© Llandaff Society
Llandaff -
Roald Dahl birthday celebrations on 12th September
To mark 100 years since the birth of the ‘World’s No. 1 Storyteller’ in Llandaff, Cardiff, four commemorative plaques will be unveiled in the ‘city within a city’, to complete the new ‘Roald Dahl Trail’. All four plaques will be unveiled by Minister Ms Ragnhild Imerslund, Deputy Head of Mission and Head of the Political and Economic Section of the Royal Norwegian Embassy.
The day of celebrations begins at 10.45am at Villa Marie, Fairwater Road, his birthplace and now the residence of Gerry and Ann Johns. The Llandaff Society in partnership with the Welsh Norwegian Society and the owners of ‘Villa Marie’ will host the morning event.

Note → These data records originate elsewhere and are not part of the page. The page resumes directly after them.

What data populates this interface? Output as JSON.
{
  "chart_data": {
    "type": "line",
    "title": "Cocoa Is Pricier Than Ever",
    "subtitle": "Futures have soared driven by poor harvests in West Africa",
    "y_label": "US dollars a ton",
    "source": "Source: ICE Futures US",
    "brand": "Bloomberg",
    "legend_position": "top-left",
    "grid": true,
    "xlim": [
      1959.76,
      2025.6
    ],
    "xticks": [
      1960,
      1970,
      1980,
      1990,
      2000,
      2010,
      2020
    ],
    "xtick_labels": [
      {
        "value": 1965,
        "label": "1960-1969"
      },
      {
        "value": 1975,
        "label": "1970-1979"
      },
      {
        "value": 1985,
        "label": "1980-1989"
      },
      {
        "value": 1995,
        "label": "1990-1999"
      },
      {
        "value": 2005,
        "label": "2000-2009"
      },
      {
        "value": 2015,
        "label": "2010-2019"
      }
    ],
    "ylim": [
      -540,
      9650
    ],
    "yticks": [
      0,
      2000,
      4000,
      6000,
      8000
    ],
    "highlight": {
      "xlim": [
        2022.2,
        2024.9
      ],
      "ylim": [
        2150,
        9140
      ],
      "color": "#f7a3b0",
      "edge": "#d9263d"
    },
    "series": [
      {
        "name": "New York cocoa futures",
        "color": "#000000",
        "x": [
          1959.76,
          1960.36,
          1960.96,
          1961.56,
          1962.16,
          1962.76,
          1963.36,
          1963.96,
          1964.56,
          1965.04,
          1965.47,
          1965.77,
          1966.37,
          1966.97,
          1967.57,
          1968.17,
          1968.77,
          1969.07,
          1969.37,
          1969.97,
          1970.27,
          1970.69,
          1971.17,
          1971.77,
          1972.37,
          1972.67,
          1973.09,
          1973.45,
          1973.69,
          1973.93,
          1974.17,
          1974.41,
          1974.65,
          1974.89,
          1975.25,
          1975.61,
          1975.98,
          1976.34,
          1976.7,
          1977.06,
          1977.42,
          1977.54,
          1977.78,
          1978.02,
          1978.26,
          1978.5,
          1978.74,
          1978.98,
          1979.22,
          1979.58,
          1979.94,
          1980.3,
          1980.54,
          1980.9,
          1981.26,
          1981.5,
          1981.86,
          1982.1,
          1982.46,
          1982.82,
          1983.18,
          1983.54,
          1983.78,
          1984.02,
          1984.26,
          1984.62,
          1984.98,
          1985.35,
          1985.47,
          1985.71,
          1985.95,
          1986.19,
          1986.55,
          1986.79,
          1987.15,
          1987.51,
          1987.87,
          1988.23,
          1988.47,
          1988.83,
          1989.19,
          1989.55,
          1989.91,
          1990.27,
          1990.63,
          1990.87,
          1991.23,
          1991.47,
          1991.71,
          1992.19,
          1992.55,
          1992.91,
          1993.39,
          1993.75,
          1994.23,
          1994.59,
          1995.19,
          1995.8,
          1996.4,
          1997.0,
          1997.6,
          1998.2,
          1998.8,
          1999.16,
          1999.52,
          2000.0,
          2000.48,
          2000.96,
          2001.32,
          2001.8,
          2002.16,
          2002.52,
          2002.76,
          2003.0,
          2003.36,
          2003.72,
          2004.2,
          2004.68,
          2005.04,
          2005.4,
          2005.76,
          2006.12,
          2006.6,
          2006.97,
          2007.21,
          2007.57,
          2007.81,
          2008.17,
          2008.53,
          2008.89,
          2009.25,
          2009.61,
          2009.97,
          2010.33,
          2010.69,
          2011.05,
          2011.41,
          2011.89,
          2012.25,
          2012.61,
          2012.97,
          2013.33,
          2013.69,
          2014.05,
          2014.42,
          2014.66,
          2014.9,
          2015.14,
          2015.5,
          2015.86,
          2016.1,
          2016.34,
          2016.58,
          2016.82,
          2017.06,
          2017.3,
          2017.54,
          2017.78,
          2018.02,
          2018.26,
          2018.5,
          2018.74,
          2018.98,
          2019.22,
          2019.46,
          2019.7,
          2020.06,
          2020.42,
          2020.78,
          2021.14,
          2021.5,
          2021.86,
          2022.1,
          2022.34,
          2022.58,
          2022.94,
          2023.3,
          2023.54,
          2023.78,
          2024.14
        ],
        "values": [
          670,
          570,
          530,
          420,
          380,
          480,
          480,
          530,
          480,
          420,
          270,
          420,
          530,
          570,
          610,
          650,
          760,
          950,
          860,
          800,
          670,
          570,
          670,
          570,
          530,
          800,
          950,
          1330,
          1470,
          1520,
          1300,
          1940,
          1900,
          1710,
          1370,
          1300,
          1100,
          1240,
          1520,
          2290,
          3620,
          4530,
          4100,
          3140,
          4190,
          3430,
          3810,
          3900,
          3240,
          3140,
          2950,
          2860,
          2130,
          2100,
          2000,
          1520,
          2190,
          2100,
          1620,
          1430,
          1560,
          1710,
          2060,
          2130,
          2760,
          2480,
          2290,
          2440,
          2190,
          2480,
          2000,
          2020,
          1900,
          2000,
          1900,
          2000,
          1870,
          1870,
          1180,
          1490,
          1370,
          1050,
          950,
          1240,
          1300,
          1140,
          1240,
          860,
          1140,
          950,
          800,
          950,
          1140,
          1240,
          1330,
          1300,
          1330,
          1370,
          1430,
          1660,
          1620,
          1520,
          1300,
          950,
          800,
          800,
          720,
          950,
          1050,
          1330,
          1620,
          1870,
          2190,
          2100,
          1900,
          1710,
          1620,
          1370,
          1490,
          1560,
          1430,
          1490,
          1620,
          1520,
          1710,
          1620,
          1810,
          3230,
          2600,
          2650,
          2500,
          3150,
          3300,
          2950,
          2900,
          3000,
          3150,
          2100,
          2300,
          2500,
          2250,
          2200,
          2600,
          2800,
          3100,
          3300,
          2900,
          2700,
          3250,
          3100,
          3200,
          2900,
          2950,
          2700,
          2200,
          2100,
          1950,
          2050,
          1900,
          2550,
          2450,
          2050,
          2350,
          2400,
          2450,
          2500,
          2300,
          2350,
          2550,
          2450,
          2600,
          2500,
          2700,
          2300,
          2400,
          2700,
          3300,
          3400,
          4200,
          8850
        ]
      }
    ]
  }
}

The second plaque, promoted by the Llandaff Society, will be unveiled at Elm Tree House, the former kindergarten on Palace Road, where the young Dahl rode every day on his new tricycle and remembered the joy of speeding around corners on two wheels and ‘whooping his way to school in the centre of the highway’. The house is now a private residence. Back around those corners to Howell’s School, where the third plaque will proudly be unveiled on the gatepost of Cumberland Lodge -
At 2pm there will be a visit to the site of the old Cathedral School overlooking The Green where the fourth plaque will be unveiled, as the result of the Old Boys of the School taking the initiative to honour a former pupil. Following in Dahl’s footsteps, the party will then make its way to the High Street sweetshop – location of the famous ‘Great Mouse Plot’ and home of the fictitious, and hideous, Mrs Pratchett. It is now The Great Wall Chinese takeaway and houses the blue plaque unveiled in September 2009.
A visit will be made to the Llandaff Institute where the winning entries of the Admiral Insurance sponsored Children’s Art competition, involving nine local primary schools, will be on display.
Minister Ms Imersland will then be driven to visit the Dahl family grave in St John’s churchyard, Danescourt. The day of celebration and remembrance will be brought to a close in the Norwegian Church in Cardiff Bay with afternoon tea, hosted by the Welsh Norwegian Society.